あの時とは違う原因――そう、心だ。心が萎えた。気力が湧かないのだ。

 もしも今の自分の姿を襲撃者一味が見たのならば、これ程愉快な見世物はないだろう。人間からすれば目の上のたんこぶである吸血鬼の、しかも、王族の血筋の者がこの様な醜態を晒しているのだから。

 

 

  ◆

 

 

 どれ程そうしていたであろうか、すっかり赤くなってしまった眼を擦りながら、少女は涙でぐしゃぐしゃの顔を上げた。瞳には強い光が宿る――しかし、その奥に深い悲しみを隠して。

 決意を胸に立ち上がる。自分は今、数多の命を糧にして立っているのだ。それは即ち、その分だけ命の重みが増したという事。たった一人の娘を助ける為に、己の命を差し出した者達の思いを遂げなければならないという事。

 生きる。

 何がどうとか、そんな事はまだ考えられない。ただ、生きる。生き延びる。それが皆の願いだというのなら、全身全霊で生き抜いてやる。死者を偲んで涙を流すのは、今回の件が片付いてからだ。襲撃者共が立ち塞がるというのなら、蹴散らすまで。その時は全力を以って相手をしよう。

 少女は不敵に笑むと、悲壮な色を滲ませる空気を振り払う様に一喝。気合を入れる。

 

「――よっし!」

 

 ついでにパァン! と両頬を叩く。綺麗な紅葉模様が出来上がるが、そんなもの放っておけば勝手に消える。

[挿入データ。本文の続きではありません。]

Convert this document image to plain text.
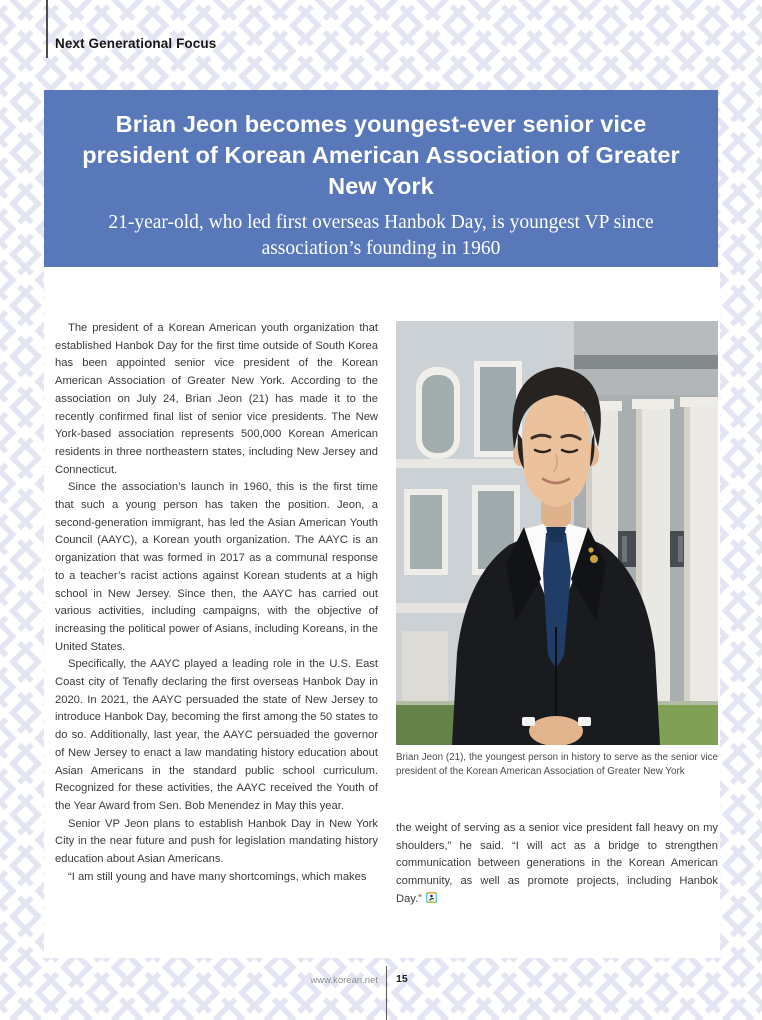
Next Generational Focus
Brian Jeon becomes youngest-ever senior vice president of Korean American Association of Greater New York
21-year-old, who led first overseas Hanbok Day, is youngest VP since association’s founding in 1960

The president of a Korean American youth organization that established Hanbok Day for the first time outside of South Korea has been appointed senior vice president of the Korean American Association of Greater New York. According to the association on July 24, Brian Jeon (21) has made it to the recently confirmed final list of senior vice presidents. The New York-based association represents 500,000 Korean American residents in three northeastern states, including New Jersey and Connecticut.

Since the association’s launch in 1960, this is the first time that such a young person has taken the position. Jeon, a second-generation immigrant, has led the Asian American Youth Council (AAYC), a Korean youth organization. The AAYC is an organization that was formed in 2017 as a communal response to a teacher’s racist actions against Korean students at a high school in New Jersey. Since then, the AAYC has carried out various activities, including campaigns, with the objective of increasing the political power of Asians, including Koreans, in the United States.

Specifically, the AAYC played a leading role in the U.S. East Coast city of Tenafly declaring the first overseas Hanbok Day in 2020. In 2021, the AAYC persuaded the state of New Jersey to introduce Hanbok Day, becoming the first among the 50 states to do so. Additionally, last year, the AAYC persuaded the governor of New Jersey to enact a law mandating history education about Asian Americans in the standard public school curriculum. Recognized for these activities, the AAYC received the Youth of the Year Award from Sen. Bob Menendez in May this year.

Senior VP Jeon plans to establish Hanbok Day in New York City in the near future and push for legislation mandating history education about Asian Americans.

“I am still young and have many shortcomings, which makes

Brian Jeon (21), the youngest person in history to serve as the senior vice president of the Korean American Association of Greater New York

the weight of serving as a senior vice president fall heavy on my shoulders,” he said. “I will act as a bridge to strengthen communication between generations in the Korean American community, as well as promote projects, including Hanbok Day.”

www.korean.net 15
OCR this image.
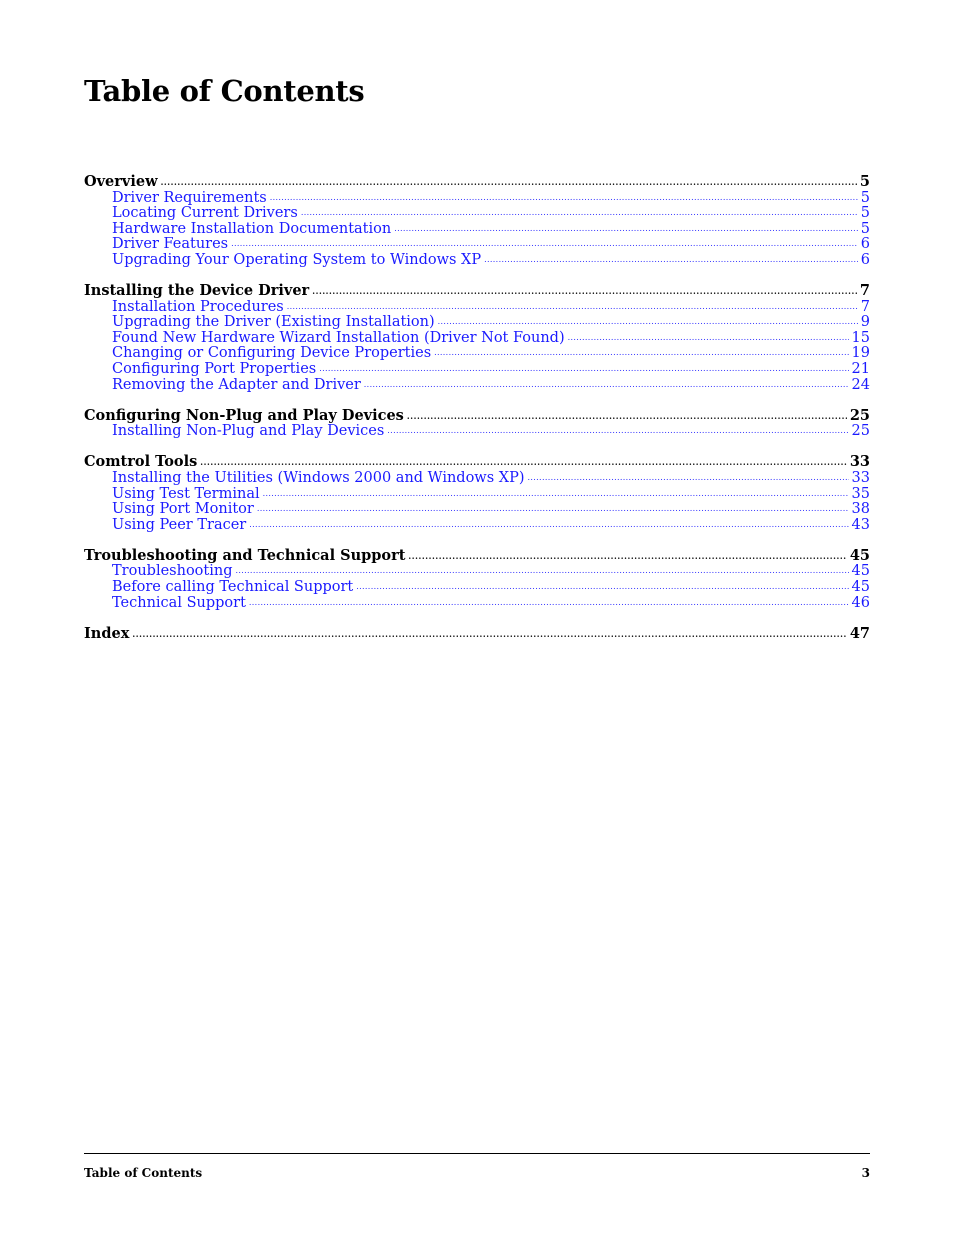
Table of Contents
Overview . . .	5
Driver Requirements . . .	5
Locating Current Drivers . . .	5
Hardware Installation Documentation . . .	5
Driver Features . . .	6
Upgrading Your Operating System to Windows XP . . .	6
Installing the Device Driver . . .	7
Installation Procedures . . .	7
Upgrading the Driver (Existing Installation) . . .	9
Found New Hardware Wizard Installation (Driver Not Found) . . .	15
Changing or Configuring Device Properties . . .	19
Configuring Port Properties . . .	21
Removing the Adapter and Driver . . .	24
Configuring Non-Plug and Play Devices . . .	25
Installing Non-Plug and Play Devices . . .	25
Comtrol Tools . . .	33
Installing the Utilities (Windows 2000 and Windows XP) . . .	33
Using Test Terminal . . .	35
Using Port Monitor . . .	38
Using Peer Tracer . . .	43
Troubleshooting and Technical Support . . .	45
Troubleshooting . . .	45
Before calling Technical Support . . .	45
Technical Support . . .	46
Index . . .	47
Table of Contents	3
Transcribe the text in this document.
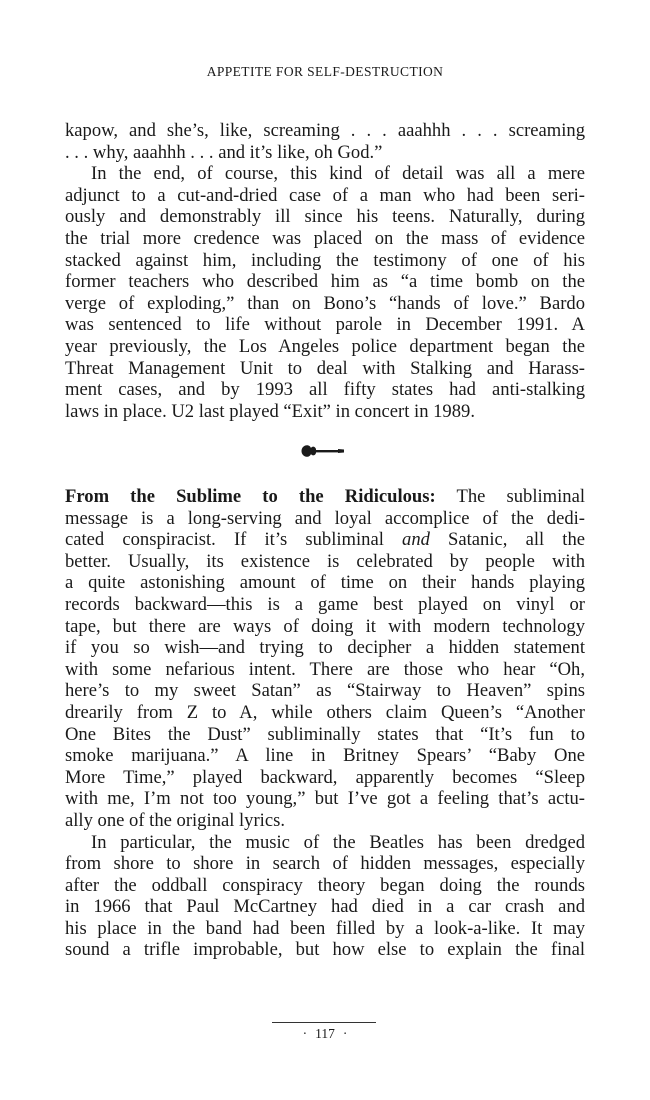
APPETITE FOR SELF-DESTRUCTION
kapow, and she’s, like, screaming . . . aaahhh . . . screaming
. . . why, aaahhh . . . and it’s like, oh God.”
In the end, of course, this kind of detail was all a mere
adjunct to a cut-and-dried case of a man who had been seri-
ously and demonstrably ill since his teens. Naturally, during
the trial more credence was placed on the mass of evidence
stacked against him, including the testimony of one of his
former teachers who described him as “a time bomb on the
verge of exploding,” than on Bono’s “hands of love.” Bardo
was sentenced to life without parole in December 1991. A
year previously, the Los Angeles police department began the
Threat Management Unit to deal with Stalking and Harass-
ment cases, and by 1993 all fifty states had anti-stalking
laws in place. U2 last played “Exit” in concert in 1989.
From the Sublime to the Ridiculous: The subliminal
message is a long-serving and loyal accomplice of the dedi-
cated conspiracist. If it’s subliminal and Satanic, all the
better. Usually, its existence is celebrated by people with
a quite astonishing amount of time on their hands playing
records backward—this is a game best played on vinyl or
tape, but there are ways of doing it with modern technology
if you so wish—and trying to decipher a hidden statement
with some nefarious intent. There are those who hear “Oh,
here’s to my sweet Satan” as “Stairway to Heaven” spins
drearily from Z to A, while others claim Queen’s “Another
One Bites the Dust” subliminally states that “It’s fun to
smoke marijuana.” A line in Britney Spears’ “Baby One
More Time,” played backward, apparently becomes “Sleep
with me, I’m not too young,” but I’ve got a feeling that’s actu-
ally one of the original lyrics.
In particular, the music of the Beatles has been dredged
from shore to shore in search of hidden messages, especially
after the oddball conspiracy theory began doing the rounds
in 1966 that Paul McCartney had died in a car crash and
his place in the band had been filled by a look-a-like. It may
sound a trifle improbable, but how else to explain the final
· 117 ·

 乾いた音がエントランス内をエコーしながら段々と小さくなって行くのを聞きながら少女は、さて、と考える。これからどうするにせよ、ここには一段落するまで戻って来る事は叶わないだろう。それが一週間か一月か、はたまた一年か……期間は分からないが、旅支度は必須だ。

 だが、その前にやっておく事がある。

 

「……、」

 

 ひしゃげたシャンデリアを迂回して、少女は正面の階段を上る。手摺に付着した血を見ても、泣いたりはしない。拳を握り締め、前を見据える。後ろは振り返らない。

 そう、決めたから。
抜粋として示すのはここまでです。